Ohhhh, i haven't slept the whole night, my head was 100 kg , my eyes were sinking and i couldn't stop my brain from thinking about her and about the things she said. I was analysing myself all 8 hours of the night and with every second i was getting more confused and worried then before. My emotions, feelings, logic, knowledge, culture, my traditional upbringing, all the images that were instilled in my head by my parents and society were in a huge war inside of my head. I was actually going crazy between the choice: my heart or my brain. 

In the morning i couldn't recognise myself in the mirror, but still decided to get ready and come to school, because i thought it will help me to stop thinking, but here i am, sitting in the history class and thinking about her. 

-BecBec, are you ok?,- Annie asked me when we were having a break between classes.

-I don't know, Annie, i think, i might need to go home, because i can't.

-Bec what is wrong? You know we are here for you right? You can talk to us about anything.

-Can i? I don't even know.

-Why?- Amy was looking at me a bit angry.

-You won't understand,- i know them, they can't understand this,- anyway, i'm going home. I will see you tomorrow.

-Bec, you remember that tomorrow is our 1/4 game right?

-Oh, yes, thank you for reminding me, i almost forget it.

Tomorrow, if tomorrow is our game, that means she is playing today. Maybe i should go to see her, maybe that will help. 

I was riding my bike and thinking which street to choose, the one that will bring me home or the one to her. 

...

-Come sit here,- is she angry or worried?

I just walked and set next to her.

-What are you doing here? Aren't you supposed to be at school still?

-Yes, yes i am, but i couldn't concentrate, i couldn't stop thinking, i needed some open space.

-Is it all because of her?

-Grandma?,- i was sitting next to her on the old bench near the abandoned resort, and she knew?

-How do you?...

-My little girl, come here,- she tapped on her lap and i put my head on her lap and lie down on the bench, - we used to do this all the time when you were little, remember?

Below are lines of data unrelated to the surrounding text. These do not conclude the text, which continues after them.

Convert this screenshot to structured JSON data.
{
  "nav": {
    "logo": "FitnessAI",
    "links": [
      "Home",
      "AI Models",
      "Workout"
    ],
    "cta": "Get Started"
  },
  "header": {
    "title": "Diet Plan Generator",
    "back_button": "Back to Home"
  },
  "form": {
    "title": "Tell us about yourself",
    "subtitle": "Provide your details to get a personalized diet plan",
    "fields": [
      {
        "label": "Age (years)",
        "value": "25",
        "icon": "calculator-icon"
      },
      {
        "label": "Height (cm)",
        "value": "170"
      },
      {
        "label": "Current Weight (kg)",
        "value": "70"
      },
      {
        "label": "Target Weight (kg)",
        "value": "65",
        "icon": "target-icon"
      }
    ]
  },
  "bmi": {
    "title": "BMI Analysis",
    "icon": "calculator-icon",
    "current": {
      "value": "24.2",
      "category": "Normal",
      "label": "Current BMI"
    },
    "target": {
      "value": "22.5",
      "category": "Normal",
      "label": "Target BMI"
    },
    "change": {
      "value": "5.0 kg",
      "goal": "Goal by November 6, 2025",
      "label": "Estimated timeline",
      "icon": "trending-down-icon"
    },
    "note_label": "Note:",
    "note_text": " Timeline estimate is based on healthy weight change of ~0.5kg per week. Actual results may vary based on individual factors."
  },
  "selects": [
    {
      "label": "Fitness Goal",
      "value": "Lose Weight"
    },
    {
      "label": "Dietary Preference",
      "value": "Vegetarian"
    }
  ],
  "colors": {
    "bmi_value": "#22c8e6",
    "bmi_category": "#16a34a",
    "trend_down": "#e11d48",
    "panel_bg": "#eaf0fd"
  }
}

-Yes grandma, i'm really missing those days, my careless days, without any problems and this heaviness in my head.

-And what about here,- she softly put her hand on my chest and it was like the key to my heart and my soul. 

-I don't know grandma, i'm so scared and so confused,- my tears started running, but it was different this time.

-My little angel, that is in here,- she softly tapped my forehead,- i'm asking about here,- she put her hand back on my chest.

-I ... i..., grandma,- i sat down and looked at her eyes,- please, please promise me that you won't hate me.

-Oh, my baby, please don't cry, i promise, i promise you, i will never ever, no matter what happend or what you do, i will never hate you, i will always love you with whole my heart, my sweet little BecBec,- she gently wiped away my tears.